Thursday 31 January 2008

Thank you, John and Elizabeth Edwards, for Focusing on What Matters

“We, as citizens and as a government, have a moral responsibility to each other, and what we do together matters. We must do better, if we want to live up to the great promise of this country that we all love so much.”

That’s the way John Edwards started his speech yesterday withdrawing from the US presidential race. “Thank you,” his website says today.

But I think the one who deserves thanks is John Edwards. As an example of tenacity in the service of principle, he has few current equals in public life. As an example of a couple that has emerged stronger from more than the usual travails of life, he and his wife Elizabeth have none.

Without Edwards around the discourse of both Hillary Clinton and Barack Obama would have skittered off into irrelevancies and clouds of fine words.

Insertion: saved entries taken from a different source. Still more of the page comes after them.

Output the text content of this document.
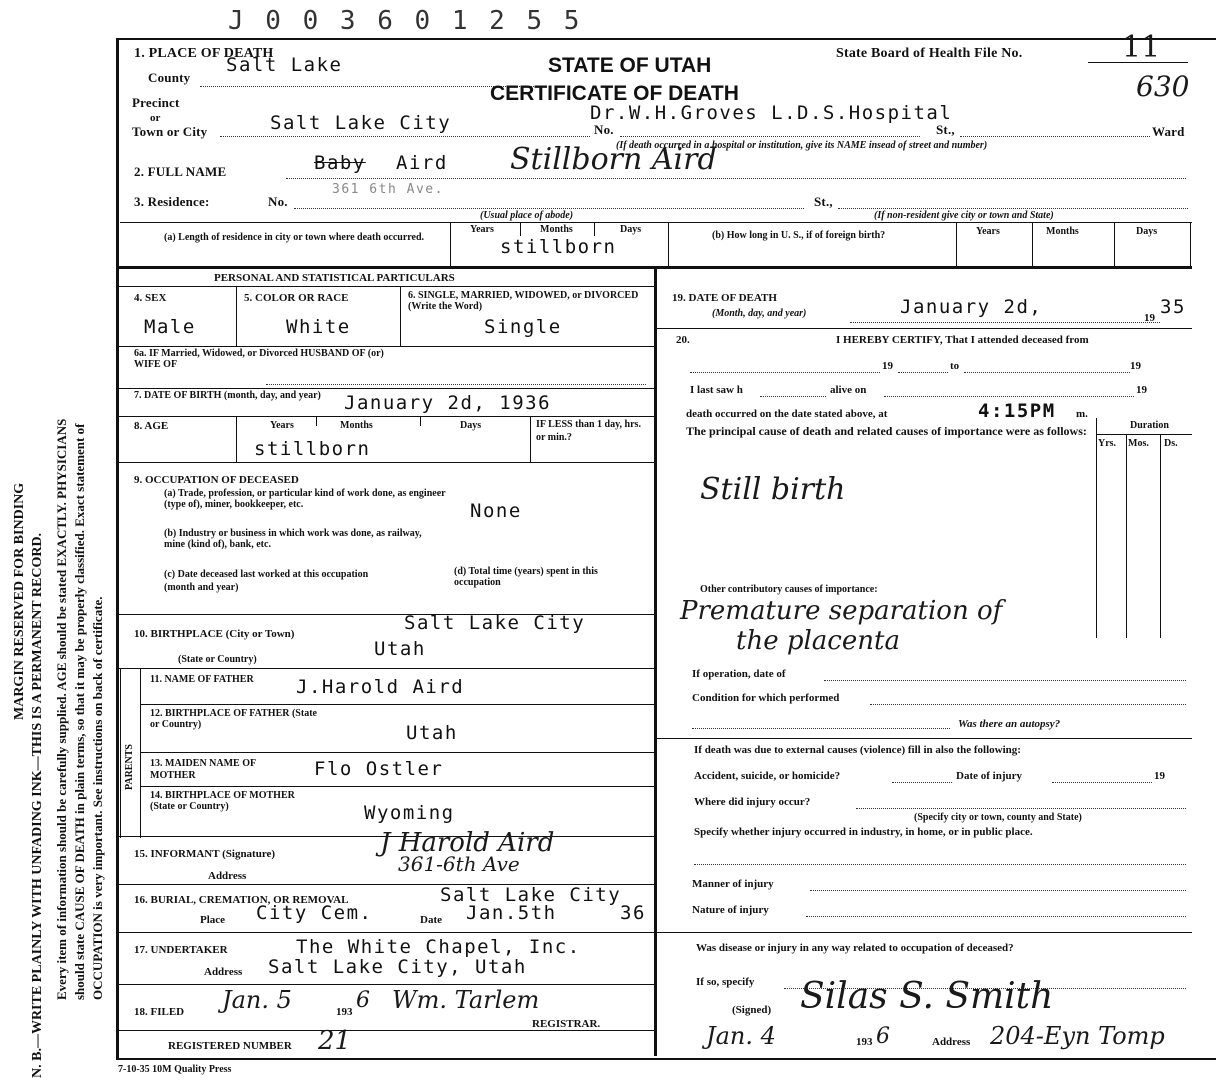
MARGIN RESERVED FOR BINDING N. B.—WRITE PLAINLY WITH UNFADING INK—THIS IS A PERMANENT RECORD. Every item of information should be carefully supplied. AGE should be stated EXACTLY. PHYSICIANS should state CAUSE OF DEATH in plain terms, so that it may be properly classified. Exact statement of OCCUPATION is very important. See instructions on back of certificate.
J 0 0 3 6 0 1 2 5 5
1. PLACE OF DEATH
STATE OF UTAH
State Board of Health File No.	11
630
County
Salt Lake
CERTIFICATE OF DEATH
Precinct
or
Town or City	Salt Lake City	Dr.W.H.Groves L.D.S.Hospital
No.	St.,	Ward
(If death occurred in a hospital or institution, give its NAME insead of street and number)
2. FULL NAME	Baby Aird Stillborn Aird
3. Residence:	No.
361 6th Ave.
St.,
(Usual place of abode)	(If non-resident give city or town and State)
(a) Length of residence in city or town where death occurred.
Years	Months	Days
stillborn
(b) How long in U. S., if of foreign birth?	Years	Months	Days
PERSONAL AND STATISTICAL PARTICULARS
4. SEX	5. COLOR OR RACE	6. SINGLE, MARRIED, WIDOWED, or DIVORCED (Write the Word)
Male	White	Single
6a. IF Married, Widowed, or Divorced HUSBAND OF (or) WIFE OF
7. DATE OF BIRTH (month, day, and year) January 2d, 1936
8. AGE	Years	Months	Days	IF LESS than 1 day, hrs. or min.?
stillborn
9. OCCUPATION OF DECEASED
(a) Trade, profession, or particular kind of work done, as engineer (type of), miner, bookkeeper, etc.	None
(b) Industry or business in which work was done, as railway, mine (kind of), bank, etc.
(c) Date deceased last worked at this occupation (month and year)
(d) Total time (years) spent in this occupation
10. BIRTHPLACE (City or Town)	Salt Lake City
(State or Country)	Utah
PARENTS
11. NAME OF FATHER	J.Harold Aird
12. BIRTHPLACE OF FATHER (State or Country)	Utah
13. MAIDEN NAME OF MOTHER	Flo Ostler
14. BIRTHPLACE OF MOTHER (State or Country)	Wyoming
15. INFORMANT (Signature)	J Harold Aird
Address	361-6th Ave
16. BURIAL, CREMATION, OR REMOVAL	Salt Lake City
Place City Cem.	Date Jan.5th	36
17. UNDERTAKER	The White Chapel, Inc.
Address Salt Lake City, Utah
18. FILED Jan. 5	193 6 Wm. Tarlem
REGISTRAR.
REGISTERED NUMBER 21
7-10-35 10M Quality Press
19. DATE OF DEATH
(Month, day, and year)	January 2d,	19 35
20.	I HEREBY CERTIFY, That I attended deceased from
19	to	19
I last saw h	alive on	19
death occurred on the date stated above, at	4:15PM m.
The principal cause of death and related causes of importance were as follows:	Duration
Yrs. Mos. Ds.
Still birth
Other contributory causes of importance:
Premature separation of
the placenta
If operation, date of
Condition for which performed
Was there an autopsy?
If death was due to external causes (violence) fill in also the following:
Accident, suicide, or homicide?	Date of injury	19
Where did injury occur?
(Specify city or town, county and State)
Specify whether injury occurred in industry, in home, or in public place.
Manner of injury
Nature of injury
Was disease or injury in any way related to occupation of deceased?
If so, specify
(Signed) Silas S. Smith
Jan. 4	193 6	Address 204-Eyn Tomp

He kept them focused on issues, which as Paul Krugman said on Monday, was his “great contribution to this campaign.” He added: “What the Democrats should do is get back to talking about issues…and about who is best prepared to push their agenda forward.

As Hansard—the official record of the Canadian House of Commons--would put it: Some honourable members: “Hear, hear.”

4 comments:

A Red Mind in a Blue State said...

What does the end of poverty look like?

John Edwards concluded his Presidential campaign yesterday, but not before securing pledges from Obama and Clinton that they would make the ending of poverty central to their presidential campaigns.

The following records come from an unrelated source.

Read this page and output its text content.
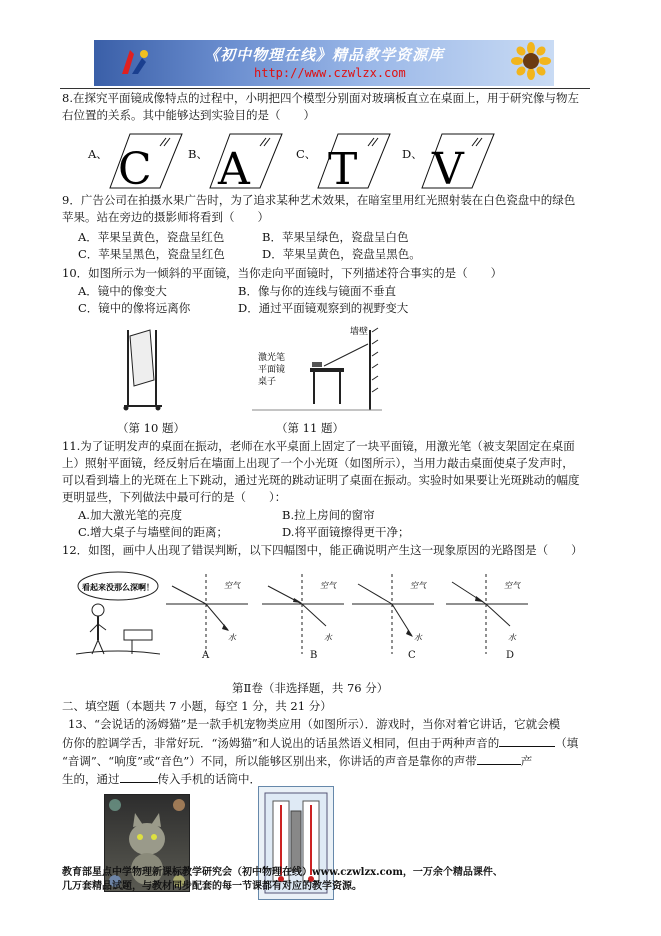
《初中物理在线》精品教学资源库
http://www.czwlzx.com
8.在探究平面镜成像特点的过程中，小明把四个模型分别面对玻璃板直立在桌面上，用于研究像与物左
右位置的关系。其中能够达到实验目的是（　　）
A、 C	B、 A	C、 T	D、 V
9．广告公司在拍摄水果广告时，为了追求某种艺术效果，在暗室里用红光照射装在白色瓷盘中的绿色
苹果。站在旁边的摄影师将看到（　　）
A．苹果呈黄色，瓷盘呈红色	B．苹果呈绿色，瓷盘呈白色
C．苹果呈黑色，瓷盘呈红色	D．苹果呈黄色，瓷盘呈黑色。
10．如图所示为一倾斜的平面镜，当你走向平面镜时，下列描述符合事实的是（　　）
A．镜中的像变大	B．像与你的连线与镜面不垂直
C．镜中的像将远离你	D．通过平面镜观察到的视野变大
（第 10 题）
墙壁
激光笔
平面镜
桌子
（第 11 题）
11.为了证明发声的桌面在振动，老师在水平桌面上固定了一块平面镜，用激光笔（被支架固定在桌面
上）照射平面镜，经反射后在墙面上出现了一个小光斑（如图所示），当用力敲击桌面使桌子发声时，
可以看到墙上的光斑在上下跳动，通过光斑的跳动证明了桌面在振动。实验时如果要让光斑跳动的幅度
更明显些，下列做法中最可行的是（　　）：
A.加大激光笔的亮度	B.拉上房间的窗帘
C.增大桌子与墙壁间的距离；	D.将平面镜擦得更干净；
12．如图，画中人出现了错误判断，以下四幅图中，能正确说明产生这一现象原因的光路图是（　　）
看起来没那么深啊！	空气
水
空气
水
空气
水
空气
水
A	B	C	D
第Ⅱ卷（非选择题，共 76 分）
二、填空题（本题共 7 小题，每空 1 分，共 21 分）
13、“会说话的汤姆猫”是一款手机宠物类应用（如图所示）．游戏时，当你对着它讲话，它就会模
仿你的腔调学舌，非常好玩．“汤姆猫”和人说出的话虽然语义相同，但由于两种声音的	（填
“音调”、“响度”或“音色”）不同，所以能够区别出来，你讲话的声音是靠你的声带	产
生的，通过	传入手机的话筒中．
教育部星点中学物理新课标教学研究会（初中物理在线）www.czwlzx.com，一万余个精品课件、
几万套精品试题，与教材同步配套的每一节课都有对应的教学资源。
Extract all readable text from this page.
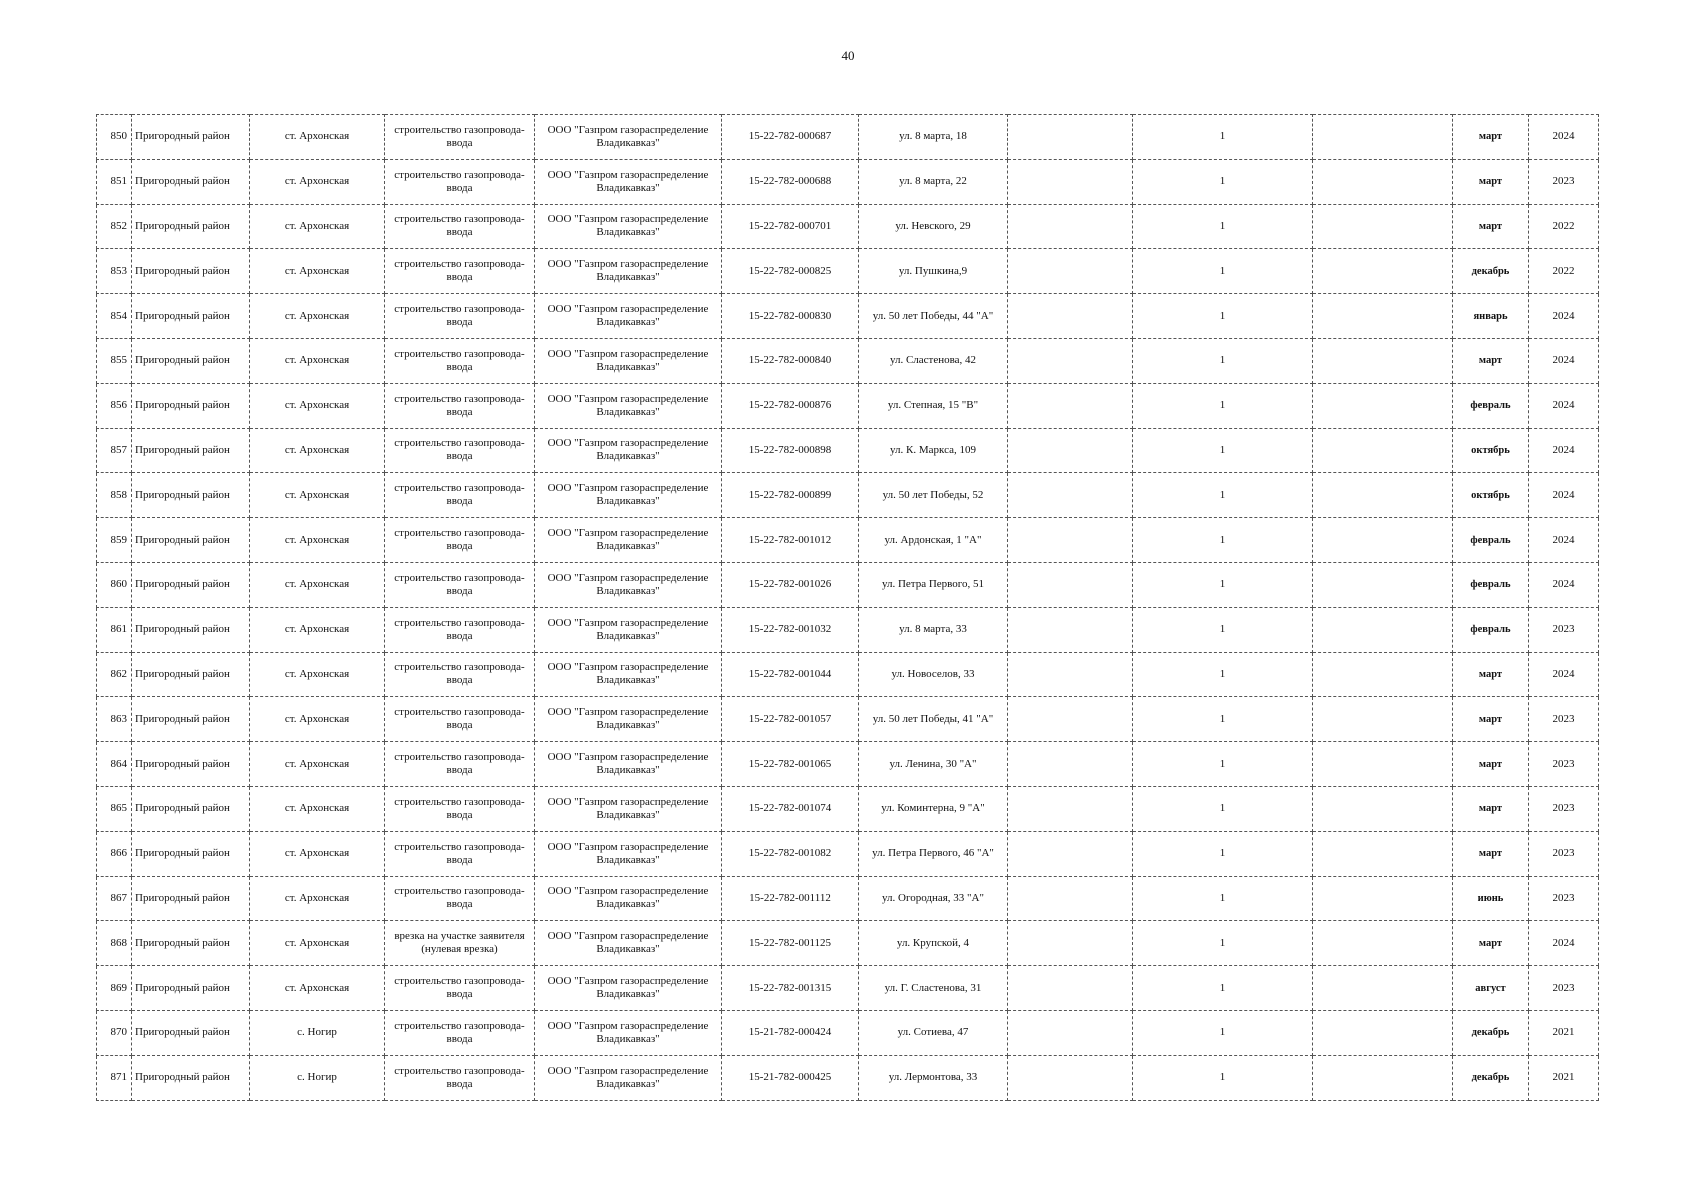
40
850	Пригородный район	ст. Архонская	строительство газопровода-ввода	ООО "Газпром газораспределение Владикавказ"	15-22-782-000687	ул. 8 марта, 18		1		март	2024
851	Пригородный район	ст. Архонская	строительство газопровода-ввода	ООО "Газпром газораспределение Владикавказ"	15-22-782-000688	ул. 8 марта, 22		1		март	2023
852	Пригородный район	ст. Архонская	строительство газопровода-ввода	ООО "Газпром газораспределение Владикавказ"	15-22-782-000701	ул. Невского, 29		1		март	2022
853	Пригородный район	ст. Архонская	строительство газопровода-ввода	ООО "Газпром газораспределение Владикавказ"	15-22-782-000825	ул. Пушкина,9		1		декабрь	2022
854	Пригородный район	ст. Архонская	строительство газопровода-ввода	ООО "Газпром газораспределение Владикавказ"	15-22-782-000830	ул. 50 лет Победы, 44 "А"		1		январь	2024
855	Пригородный район	ст. Архонская	строительство газопровода-ввода	ООО "Газпром газораспределение Владикавказ"	15-22-782-000840	ул. Сластенова, 42		1		март	2024
856	Пригородный район	ст. Архонская	строительство газопровода-ввода	ООО "Газпром газораспределение Владикавказ"	15-22-782-000876	ул. Степная, 15 "В"		1		февраль	2024
857	Пригородный район	ст. Архонская	строительство газопровода-ввода	ООО "Газпром газораспределение Владикавказ"	15-22-782-000898	ул. К. Маркса, 109		1		октябрь	2024
858	Пригородный район	ст. Архонская	строительство газопровода-ввода	ООО "Газпром газораспределение Владикавказ"	15-22-782-000899	ул. 50 лет Победы, 52		1		октябрь	2024
859	Пригородный район	ст. Архонская	строительство газопровода-ввода	ООО "Газпром газораспределение Владикавказ"	15-22-782-001012	ул. Ардонская, 1 "А"		1		февраль	2024
860	Пригородный район	ст. Архонская	строительство газопровода-ввода	ООО "Газпром газораспределение Владикавказ"	15-22-782-001026	ул. Петра Первого, 51		1		февраль	2024
861	Пригородный район	ст. Архонская	строительство газопровода-ввода	ООО "Газпром газораспределение Владикавказ"	15-22-782-001032	ул. 8 марта, 33		1		февраль	2023
862	Пригородный район	ст. Архонская	строительство газопровода-ввода	ООО "Газпром газораспределение Владикавказ"	15-22-782-001044	ул. Новоселов, 33		1		март	2024
863	Пригородный район	ст. Архонская	строительство газопровода-ввода	ООО "Газпром газораспределение Владикавказ"	15-22-782-001057	ул. 50 лет Победы, 41 "А"		1		март	2023
864	Пригородный район	ст. Архонская	строительство газопровода-ввода	ООО "Газпром газораспределение Владикавказ"	15-22-782-001065	ул. Ленина, 30 "А"		1		март	2023
865	Пригородный район	ст. Архонская	строительство газопровода-ввода	ООО "Газпром газораспределение Владикавказ"	15-22-782-001074	ул. Коминтерна, 9 "А"		1		март	2023
866	Пригородный район	ст. Архонская	строительство газопровода-ввода	ООО "Газпром газораспределение Владикавказ"	15-22-782-001082	ул. Петра Первого, 46 "А"		1		март	2023
867	Пригородный район	ст. Архонская	строительство газопровода-ввода	ООО "Газпром газораспределение Владикавказ"	15-22-782-001112	ул. Огородная, 33 "А"		1		июнь	2023
868	Пригородный район	ст. Архонская	врезка на участке заявителя (нулевая врезка)	ООО "Газпром газораспределение Владикавказ"	15-22-782-001125	ул. Крупской, 4		1		март	2024
869	Пригородный район	ст. Архонская	строительство газопровода-ввода	ООО "Газпром газораспределение Владикавказ"	15-22-782-001315	ул. Г. Сластенова, 31		1		август	2023
870	Пригородный район	с. Ногир	строительство газопровода-ввода	ООО "Газпром газораспределение Владикавказ"	15-21-782-000424	ул. Сотиева, 47		1		декабрь	2021
871	Пригородный район	с. Ногир	строительство газопровода-ввода	ООО "Газпром газораспределение Владикавказ"	15-21-782-000425	ул. Лермонтова, 33		1		декабрь	2021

Regardless the road we choose to take, be it a conservative path or a liberal one-- at what point will we consider people out of poverty? Can somebody tell me. Not platitudes like "when every person is living in dignity and without fear" or some other claptrap. I can't measure that, and unless we figure out how to achieve some communistic land of perfection, where everyone is robotically equal, we will always have different strata in society. The poor will always be with us.

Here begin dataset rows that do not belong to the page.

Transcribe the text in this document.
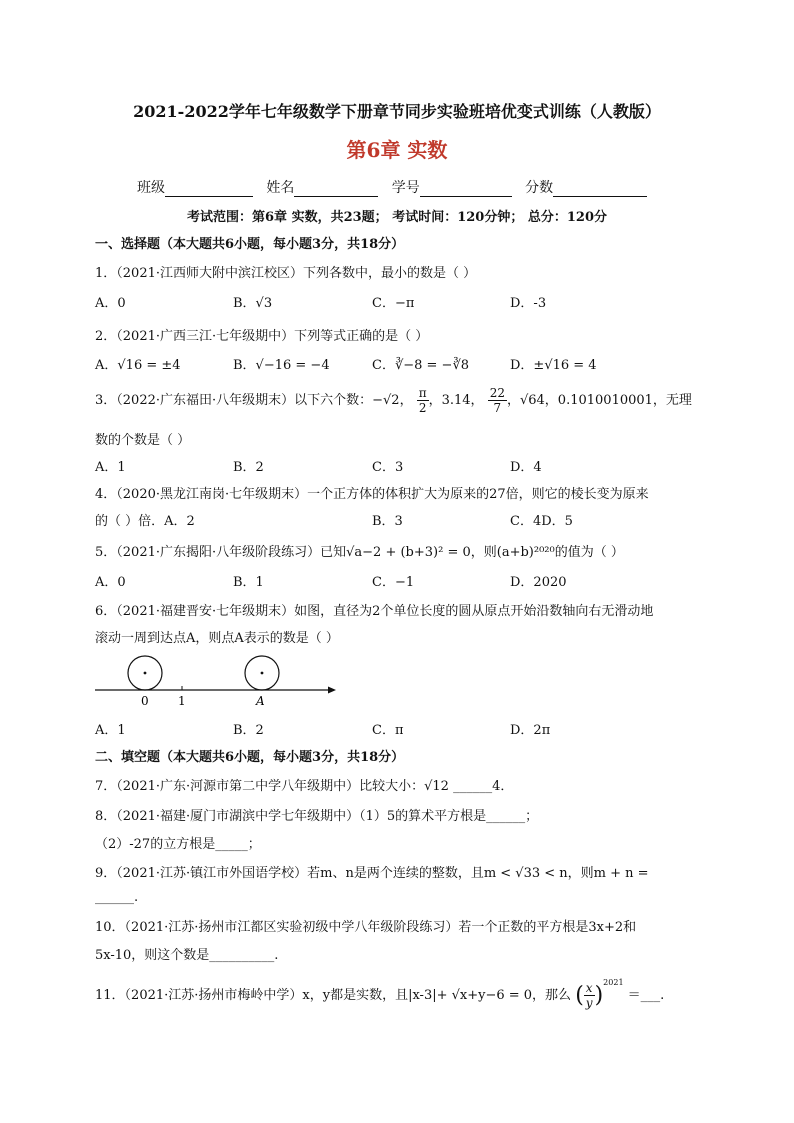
2021-2022学年七年级数学下册章节同步实验班培优变式训练（人教版）
第6章 实数
班级	姓名	学号	分数
考试范围：第6章 实数，共23题； 考试时间：120分钟； 总分：120分
一、选择题（本大题共6小题，每小题3分，共18分）
1．（2021·江西师大附中滨江校区）下列各数中，最小的数是（ ）
A．0	B．√3	C．−π	D．-3
2．（2021·广西三江·七年级期中）下列等式正确的是（ ）
A．√16 = ±4	B．√−16 = −4	C．∛−8 = −∛8	D．±√16 = 4
3．（2022·广东福田·八年级期末）以下六个数：−√2， $\frac{\pi}{2}$ ，3.14， $\frac{22}{7}$ ，√64，0.1010010001，无理
数的个数是（ ）
A．1	B．2	C．3	D．4
4．（2020·黑龙江南岗·七年级期末）一个正方体的体积扩大为原来的27倍，则它的棱长变为原来
的（ ）倍．A．2	B．3	C．4D．5
5．（2021·广东揭阳·八年级阶段练习）已知√a−2 + (b+3)² = 0，则(a+b)²⁰²⁰的值为（ ）
A．0	B．1	C．−1	D．2020
6．（2021·福建晋安·七年级期末）如图，直径为2个单位长度的圆从原点开始沿数轴向右无滑动地
滚动一周到达点A，则点A表示的数是（ ）
0 1	A
A．1	B．2	C．π	D．2π
二、填空题（本大题共6小题，每小题3分，共18分）
7．（2021·广东·河源市第二中学八年级期中）比较大小：√12 ______4．
8．（2021·福建·厦门市湖滨中学七年级期中）（1）5的算术平方根是______；
（2）-27的立方根是_____；
9．（2021·江苏·镇江市外国语学校）若m、n是两个连续的整数，且m < √33 < n，则m + n =
______.
10．（2021·江苏·扬州市江都区实验初级中学八年级阶段练习）若一个正数的平方根是3x+2和
5x-10，则这个数是__________.
11．（2021·江苏·扬州市梅岭中学）x，y都是实数，且|x-3|+ √x+y−6 = 0，那么 ( $\frac{x}{y} )^{2021}$ ＝___.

So, please somebody tell me-- What does the end of poverty look like?

Martin Langeland said...

When everyone has food sufficient in easy reach to avoid malnutrition and nutritional deficiency based illnesses; When every one has adequate shelter to temper the storms and other vagaries of weather; When everyone receives the medical care they need readily; when opportunities to learn are available to all who pursue them; when useful work is available to all who seek it; when the work of homemakers and caretakers is honored and valued as much as the work of factory or office hands and they all can hold their own in society compared with factory owners; Then a society might meet to discuss their position. Have they ended poverty? Or not? I think they have if they maintain a free vote to to change their society as their experience and intelligence prompt.
The outline of a free society without poverty is not hard to see. If one looks. Unless it is imperative to one's position not to see.
--ml

Martin Langeland said...

Another thought: If we achieve the material ends I mentioned in my previous comment, then, perhaps, we might better understand that the poor we have always with us are the poor in spirit -- not the poverty stricken in a world of plenty.
--ml

Mary Soderstrom said...

Excellent comments, Martin.

As for Red Mind in a Blue State, I suggest he (or she) read The Conscience of a Liberal by Paul Krugman, which outlines the ways in which the US has become more unequal in the last 30 years. This is a situation that must be addressed without getting caught up in rhetoric.